Bij de landingsfase (we zijn nog steeds bij de contactfase) hebben we gezien dat de voet proneert. Tijdens de afzetfase hoort de voet normaliter naar buiten te bewegen, of te supineren. Dit gebeurt om het lichaam voort te kunnen stuwen, wat veel kracht van de middenvoetsbeentjes (metatarsals) vereist.

[youtube]https://www.youtube.com/watch?v=DP5-um6SvQI[/youtube]

 Zwaaifase

Na de contactfase (de landing gevolgd door standfase en aansluitend de afzetfase) volgt de zwaaifase. De zwaaifase duurt korter dan de totale contactfase, 40% van de loopcyclus.

De zwaaifase start op het moment dat de teen van de grond afkomt, als de steunfase eindigt, en is de periode tussen de toe-off en de heel-strike van dezelfde voet. De zwaaifase eindigt op het moment dat de voet weer contact maakt met de grond, waar weer een nieuwe loopcyclus start.

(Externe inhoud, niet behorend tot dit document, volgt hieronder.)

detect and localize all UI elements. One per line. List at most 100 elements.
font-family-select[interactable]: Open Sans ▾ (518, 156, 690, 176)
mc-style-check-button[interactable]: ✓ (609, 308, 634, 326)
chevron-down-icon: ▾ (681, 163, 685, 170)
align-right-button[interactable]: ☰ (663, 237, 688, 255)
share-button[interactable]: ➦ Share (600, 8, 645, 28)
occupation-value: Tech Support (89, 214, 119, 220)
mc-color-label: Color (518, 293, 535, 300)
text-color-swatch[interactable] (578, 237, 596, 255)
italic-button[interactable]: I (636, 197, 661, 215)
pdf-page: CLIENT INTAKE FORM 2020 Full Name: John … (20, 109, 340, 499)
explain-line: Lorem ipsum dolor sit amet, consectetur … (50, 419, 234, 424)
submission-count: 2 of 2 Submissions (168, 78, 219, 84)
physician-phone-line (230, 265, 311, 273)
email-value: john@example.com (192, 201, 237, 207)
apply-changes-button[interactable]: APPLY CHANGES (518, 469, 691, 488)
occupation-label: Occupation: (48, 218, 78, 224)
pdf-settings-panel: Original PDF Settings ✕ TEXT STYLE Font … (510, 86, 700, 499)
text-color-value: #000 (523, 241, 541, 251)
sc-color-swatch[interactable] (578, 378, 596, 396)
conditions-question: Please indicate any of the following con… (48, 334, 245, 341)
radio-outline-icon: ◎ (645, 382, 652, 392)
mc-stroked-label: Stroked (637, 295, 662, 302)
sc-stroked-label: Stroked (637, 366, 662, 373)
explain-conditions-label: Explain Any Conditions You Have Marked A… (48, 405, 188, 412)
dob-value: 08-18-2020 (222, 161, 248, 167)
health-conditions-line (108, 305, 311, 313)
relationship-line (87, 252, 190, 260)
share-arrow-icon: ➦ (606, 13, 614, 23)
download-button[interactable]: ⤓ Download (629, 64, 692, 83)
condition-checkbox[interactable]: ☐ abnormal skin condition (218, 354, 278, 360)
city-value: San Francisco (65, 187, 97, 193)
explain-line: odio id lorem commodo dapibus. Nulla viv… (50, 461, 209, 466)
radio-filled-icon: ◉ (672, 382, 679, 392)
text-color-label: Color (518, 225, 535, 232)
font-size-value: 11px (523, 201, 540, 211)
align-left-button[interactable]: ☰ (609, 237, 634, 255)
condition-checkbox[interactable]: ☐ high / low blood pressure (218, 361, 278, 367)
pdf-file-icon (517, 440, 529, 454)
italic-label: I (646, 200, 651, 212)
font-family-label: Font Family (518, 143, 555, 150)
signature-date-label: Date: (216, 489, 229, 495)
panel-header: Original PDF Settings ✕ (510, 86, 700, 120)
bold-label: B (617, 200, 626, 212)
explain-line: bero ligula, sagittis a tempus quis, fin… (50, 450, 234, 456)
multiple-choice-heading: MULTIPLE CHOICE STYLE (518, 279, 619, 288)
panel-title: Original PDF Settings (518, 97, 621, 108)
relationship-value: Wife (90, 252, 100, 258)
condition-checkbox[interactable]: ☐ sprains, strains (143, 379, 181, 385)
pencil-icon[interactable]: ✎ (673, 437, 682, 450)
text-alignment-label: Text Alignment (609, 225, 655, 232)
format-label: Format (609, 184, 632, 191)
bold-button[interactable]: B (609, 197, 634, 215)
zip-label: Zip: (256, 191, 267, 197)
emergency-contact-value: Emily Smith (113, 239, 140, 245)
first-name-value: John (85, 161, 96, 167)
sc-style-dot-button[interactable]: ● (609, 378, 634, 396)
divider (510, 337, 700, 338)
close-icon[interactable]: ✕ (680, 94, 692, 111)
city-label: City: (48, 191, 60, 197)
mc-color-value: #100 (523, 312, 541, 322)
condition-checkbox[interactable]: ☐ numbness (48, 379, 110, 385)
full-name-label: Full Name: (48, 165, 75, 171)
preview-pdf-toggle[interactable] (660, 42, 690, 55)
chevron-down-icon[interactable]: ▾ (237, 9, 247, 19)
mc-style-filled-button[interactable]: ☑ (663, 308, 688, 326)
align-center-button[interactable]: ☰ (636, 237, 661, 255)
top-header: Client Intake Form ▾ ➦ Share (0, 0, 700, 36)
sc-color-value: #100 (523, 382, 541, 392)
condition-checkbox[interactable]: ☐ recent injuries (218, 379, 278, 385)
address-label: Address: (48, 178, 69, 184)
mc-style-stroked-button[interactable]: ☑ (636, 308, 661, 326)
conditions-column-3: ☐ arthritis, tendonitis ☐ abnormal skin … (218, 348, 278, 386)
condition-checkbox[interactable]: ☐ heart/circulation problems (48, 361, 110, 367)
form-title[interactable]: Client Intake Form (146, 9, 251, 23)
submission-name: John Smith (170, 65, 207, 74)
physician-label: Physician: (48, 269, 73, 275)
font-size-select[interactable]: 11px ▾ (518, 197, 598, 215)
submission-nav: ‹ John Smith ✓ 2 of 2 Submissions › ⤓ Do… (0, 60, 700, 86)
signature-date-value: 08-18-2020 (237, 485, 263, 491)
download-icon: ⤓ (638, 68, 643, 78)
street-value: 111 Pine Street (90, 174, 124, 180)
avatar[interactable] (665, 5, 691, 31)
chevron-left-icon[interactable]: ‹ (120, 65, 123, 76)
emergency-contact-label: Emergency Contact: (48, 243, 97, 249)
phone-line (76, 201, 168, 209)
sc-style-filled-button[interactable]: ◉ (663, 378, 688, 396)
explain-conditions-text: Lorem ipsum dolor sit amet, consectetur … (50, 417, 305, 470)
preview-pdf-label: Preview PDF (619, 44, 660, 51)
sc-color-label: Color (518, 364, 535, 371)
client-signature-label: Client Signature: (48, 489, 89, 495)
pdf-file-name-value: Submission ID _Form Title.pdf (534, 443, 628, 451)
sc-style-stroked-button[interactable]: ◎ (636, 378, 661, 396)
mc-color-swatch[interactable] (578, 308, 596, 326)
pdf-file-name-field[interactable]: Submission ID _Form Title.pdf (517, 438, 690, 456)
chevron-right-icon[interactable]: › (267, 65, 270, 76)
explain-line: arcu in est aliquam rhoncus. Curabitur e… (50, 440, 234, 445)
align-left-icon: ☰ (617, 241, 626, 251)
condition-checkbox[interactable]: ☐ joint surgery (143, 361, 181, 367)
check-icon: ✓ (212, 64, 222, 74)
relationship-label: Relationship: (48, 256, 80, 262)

Net als de contactfase kan de zwaaifase onderverdeeld worden in sub-fases, te kennen de:

  1. Versnellingsfase (acceleration)
  2. Vertragingsfase (deceleration)

Beide fases worden van elkaar gescheiden door de mid-swing, het moment dat beide voeten zich onder het lichaam bevinden (met de hielen naast elkaar).

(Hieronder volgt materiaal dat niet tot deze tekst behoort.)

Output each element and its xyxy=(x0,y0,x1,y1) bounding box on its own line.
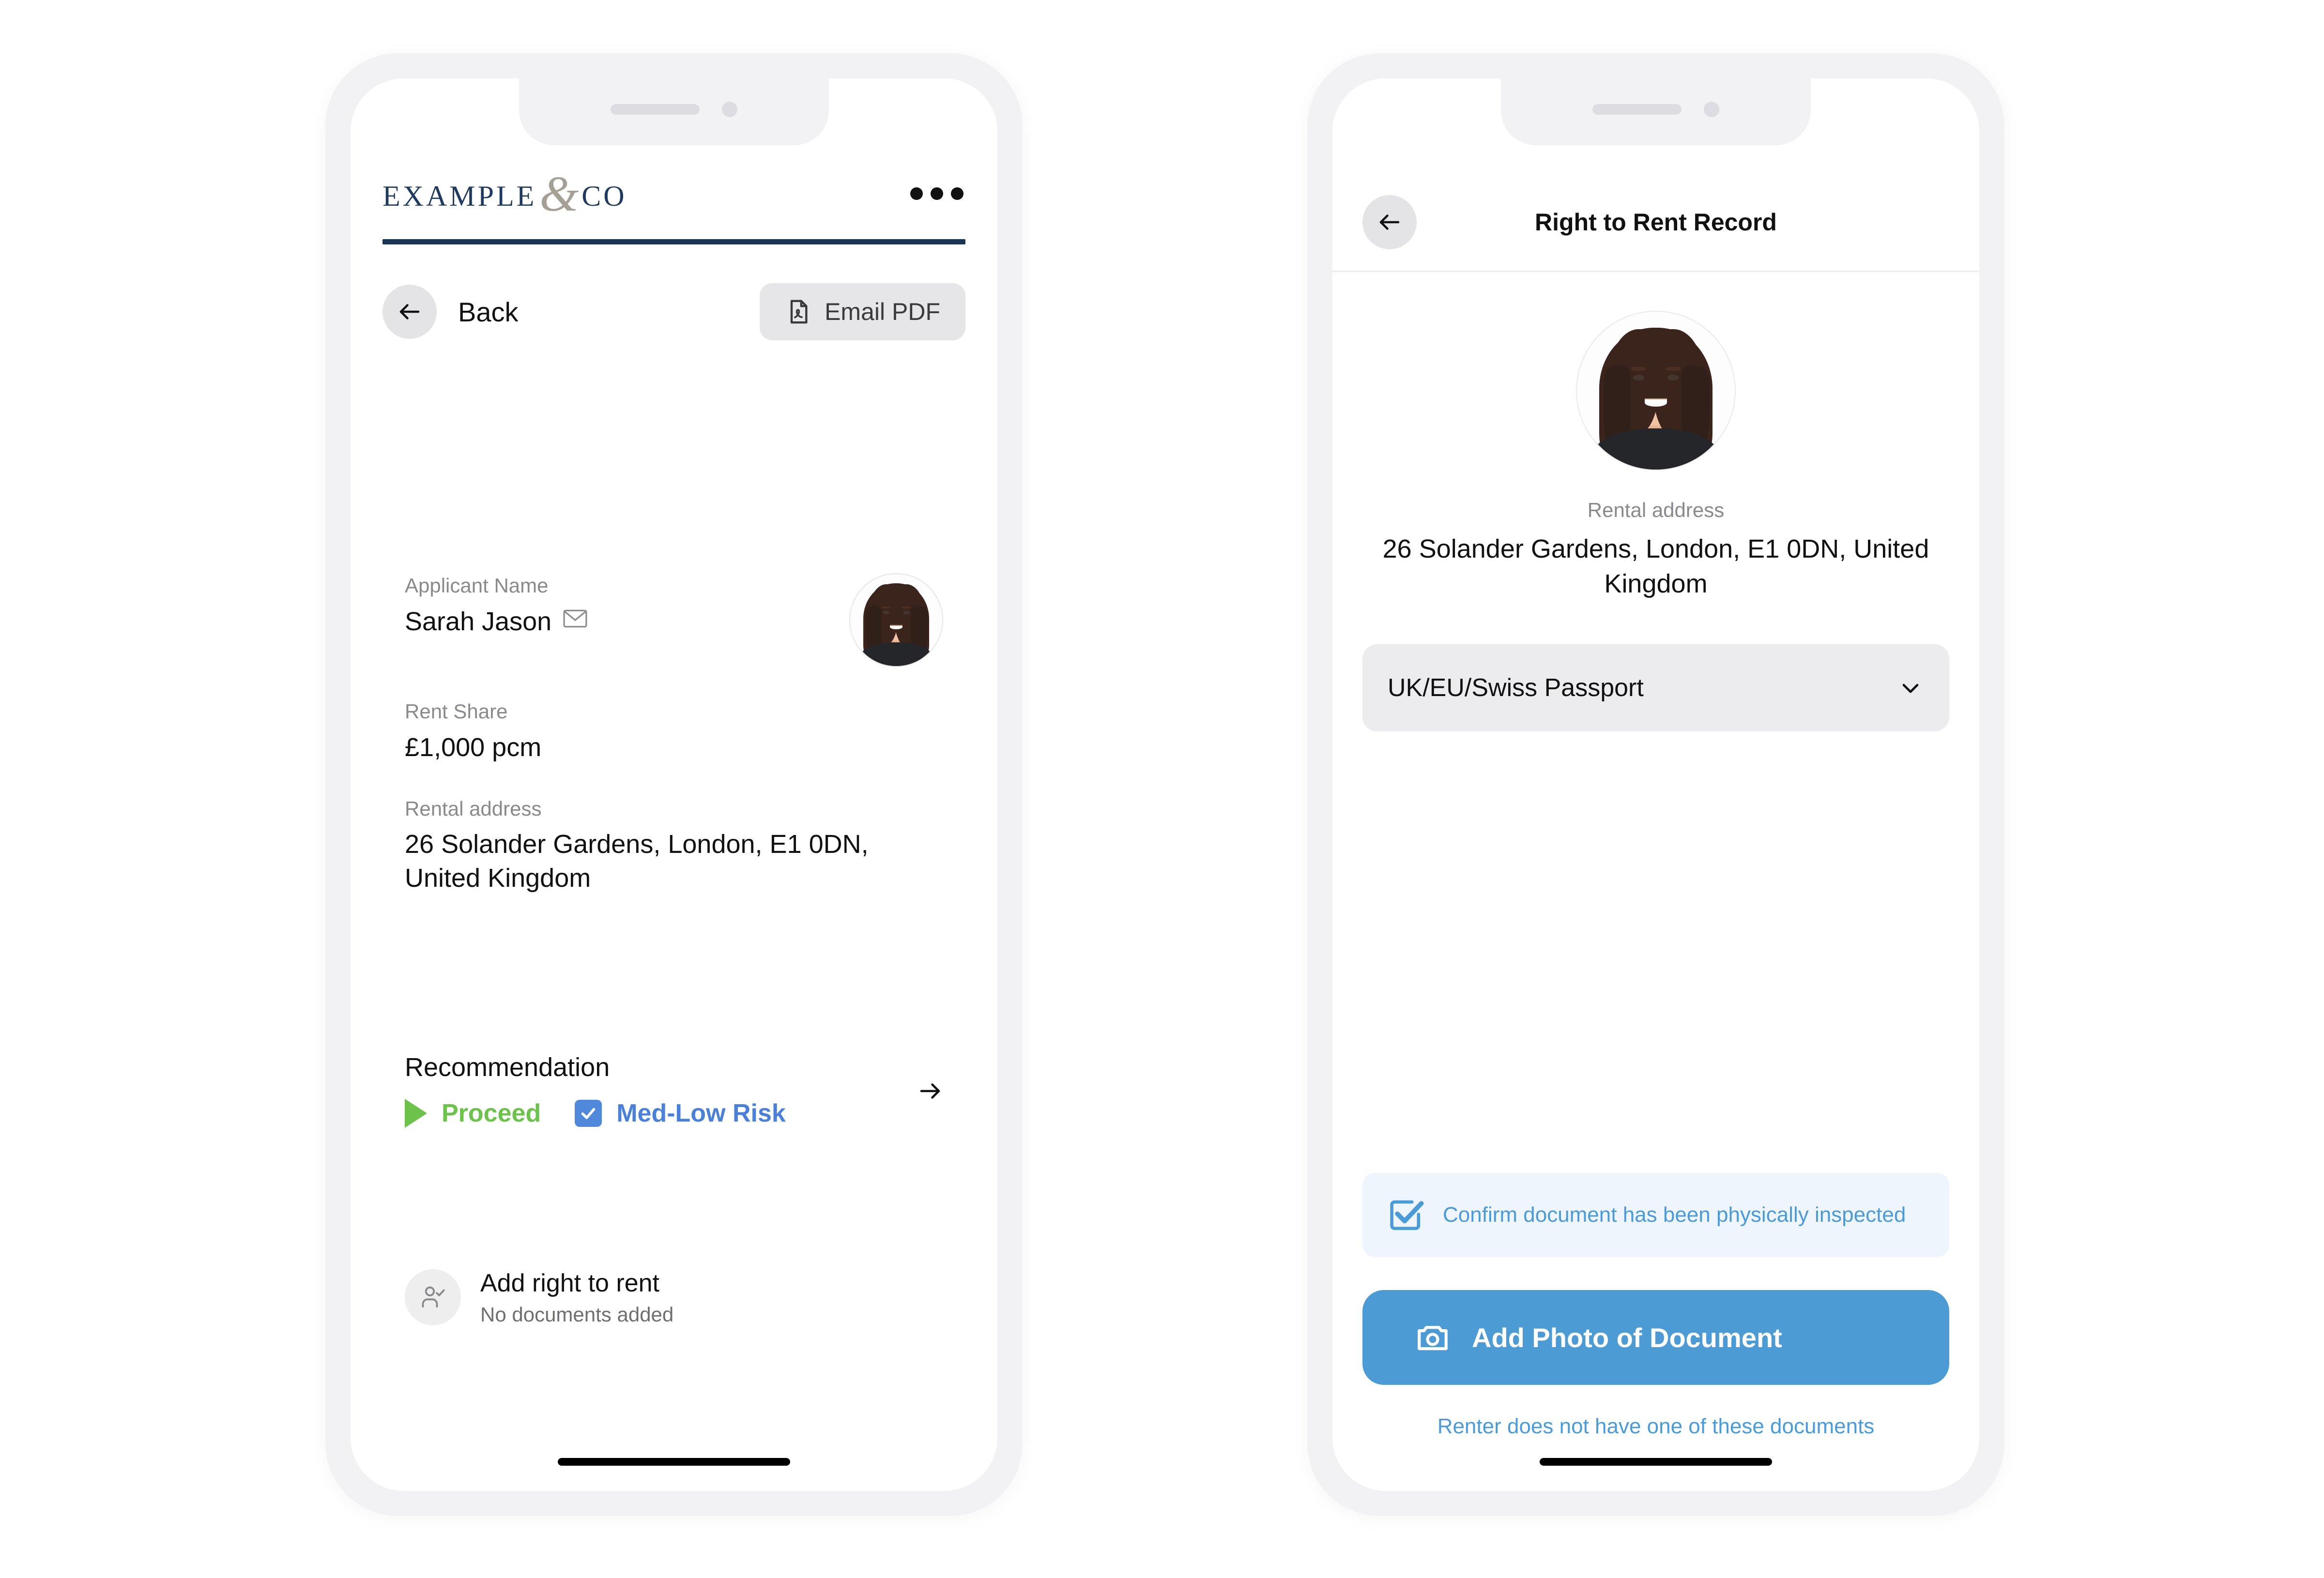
add-right-to-rent-row: Add right to rent No documents added xyxy=(405,1268,943,1326)
rental-address-label: Rental address xyxy=(1587,499,1725,521)
add-photo-button[interactable]: Add Photo of Document xyxy=(1362,1290,1949,1385)
confirm-inspection-checkbox[interactable]: Confirm document has been physically ins… xyxy=(1362,1173,1949,1257)
brand-name-part1: EXAMPLE xyxy=(382,180,537,212)
camera-icon xyxy=(1418,1326,1448,1350)
rental-address-value: 26 Solander Gardens, London, E1 0DN, Uni… xyxy=(1382,534,1929,599)
kebab-dot xyxy=(951,187,963,200)
person-check-icon xyxy=(405,1269,461,1326)
applicant-header: Applicant Name Sarah Jason xyxy=(405,573,943,667)
recommendation-card[interactable]: Recommendation Proceed Med-Low Risk xyxy=(371,1022,977,1160)
device-notch xyxy=(519,78,829,145)
record-header-inner: Right to Rent Record xyxy=(1332,195,1979,249)
renter-avatar xyxy=(1576,311,1736,470)
brand-name-part2: CO xyxy=(581,180,627,212)
check-glyph xyxy=(581,1108,596,1119)
phone-screen-right: Right to Rent Record Rental address 26 S… xyxy=(1332,78,1979,1491)
add-right-to-rent-card[interactable]: Add right to rent No documents added xyxy=(371,1239,977,1356)
add-right-to-rent-text: Add right to rent No documents added xyxy=(480,1268,673,1326)
arrow-right-icon[interactable] xyxy=(917,1078,943,1104)
phone-device-left: EXAMPLE & CO Back Email PDF Applicant Na… xyxy=(325,53,1023,1516)
brand-ampersand-icon: & xyxy=(539,166,579,222)
phone-device-right: Right to Rent Record Rental address 26 S… xyxy=(1307,53,2004,1516)
arrow-left-icon xyxy=(399,304,420,319)
home-indicator[interactable] xyxy=(558,1458,790,1466)
play-triangle-icon xyxy=(405,1099,427,1128)
brand-row: EXAMPLE & CO xyxy=(382,166,965,222)
brand-divider xyxy=(382,239,965,244)
front-camera-icon xyxy=(722,102,737,117)
brand-logo: EXAMPLE & CO xyxy=(382,166,627,222)
risk-label: Med-Low Risk xyxy=(616,1099,786,1127)
kebab-menu-icon[interactable] xyxy=(908,182,965,206)
back-button[interactable] xyxy=(382,285,437,339)
speaker-grille-icon xyxy=(611,104,700,115)
front-camera-icon xyxy=(1704,102,1719,117)
avatar-illustration xyxy=(850,574,942,666)
rental-address-label: Rental address xyxy=(405,797,542,820)
applicant-name-label: Applicant Name xyxy=(405,574,549,597)
checkbox-check-outline-icon xyxy=(1390,1200,1424,1230)
recommendation-status-label: Proceed xyxy=(442,1099,541,1127)
document-type-select[interactable]: UK/EU/Swiss Passport xyxy=(1362,644,1949,731)
avatar-illustration xyxy=(1577,312,1735,470)
applicant-card: Applicant Name Sarah Jason Rent Share £1… xyxy=(371,539,977,933)
recommendation-title: Recommendation xyxy=(405,1053,610,1082)
add-right-to-rent-subtitle: No documents added xyxy=(480,1303,674,1326)
rent-share-label: Rent Share xyxy=(405,700,508,723)
no-document-link[interactable]: Renter does not have one of these docume… xyxy=(1332,1414,1979,1439)
checkbox-checked-icon xyxy=(575,1100,602,1127)
email-pdf-label: Email PDF xyxy=(825,298,940,325)
kebab-dot xyxy=(910,187,923,200)
device-notch xyxy=(1501,78,1811,145)
add-right-to-rent-title: Add right to rent xyxy=(480,1269,659,1297)
applicant-name-row: Sarah Jason xyxy=(405,599,587,638)
applicant-avatar xyxy=(849,573,943,667)
rent-share-value: £1,000 pcm xyxy=(405,732,542,762)
document-type-value: UK/EU/Swiss Passport xyxy=(1388,673,1644,702)
record-body: Rental address 26 Solander Gardens, Lond… xyxy=(1332,272,1979,731)
chevron-down-icon xyxy=(1902,683,1919,693)
envelope-icon[interactable] xyxy=(563,609,587,628)
email-pdf-button[interactable]: Email PDF xyxy=(760,283,965,340)
applicant-name-value: Sarah Jason xyxy=(405,607,552,636)
screenshot-canvas: EXAMPLE & CO Back Email PDF Applicant Na… xyxy=(0,0,2324,1578)
kebab-dot xyxy=(931,187,943,200)
person-check-glyph xyxy=(422,1286,445,1308)
back-label: Back xyxy=(458,296,519,327)
confirm-inspection-label: Confirm document has been physically ins… xyxy=(1443,1202,1906,1227)
pdf-file-icon xyxy=(790,300,808,324)
rental-address-value: 26 Solander Gardens, London, E1 0DN, Uni… xyxy=(405,830,869,893)
nav-row: Back Email PDF xyxy=(382,283,965,340)
page-title: Right to Rent Record xyxy=(1535,209,1777,236)
speaker-grille-icon xyxy=(1592,104,1682,115)
add-photo-label: Add Photo of Document xyxy=(1472,1322,1782,1353)
phone-screen-left: EXAMPLE & CO Back Email PDF Applicant Na… xyxy=(351,78,997,1491)
home-indicator[interactable] xyxy=(1540,1458,1772,1466)
applicant-name-block: Applicant Name Sarah Jason xyxy=(405,573,587,638)
recommendation-status-row: Proceed Med-Low Risk xyxy=(405,1099,943,1128)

Versnellingsfase (acceleration)

De versnelling start op het moment dat de zwaaifase begint (en de toe-off eindigt) en duurt dus tot de mid-swing. Gedurende de versnellingsfase beweegt het zwaaibeen voorwaarts. Dit is de voorbereidende fase waarin het lichaam voorbereid wordt om het lichaamsgewicht op te kunnen vangen.

Het daadwerkelijk opvangen vindt plaats na de deceleration (vetraging) phase – duurt van de mid-swing tot de heel-strike. In deze fase wordt de voorwaartse beweging van het lichaam afgeremd. Zou dit niet gebeuren dan kan de voet niet gecontroleerd op de grond geplaatst worden.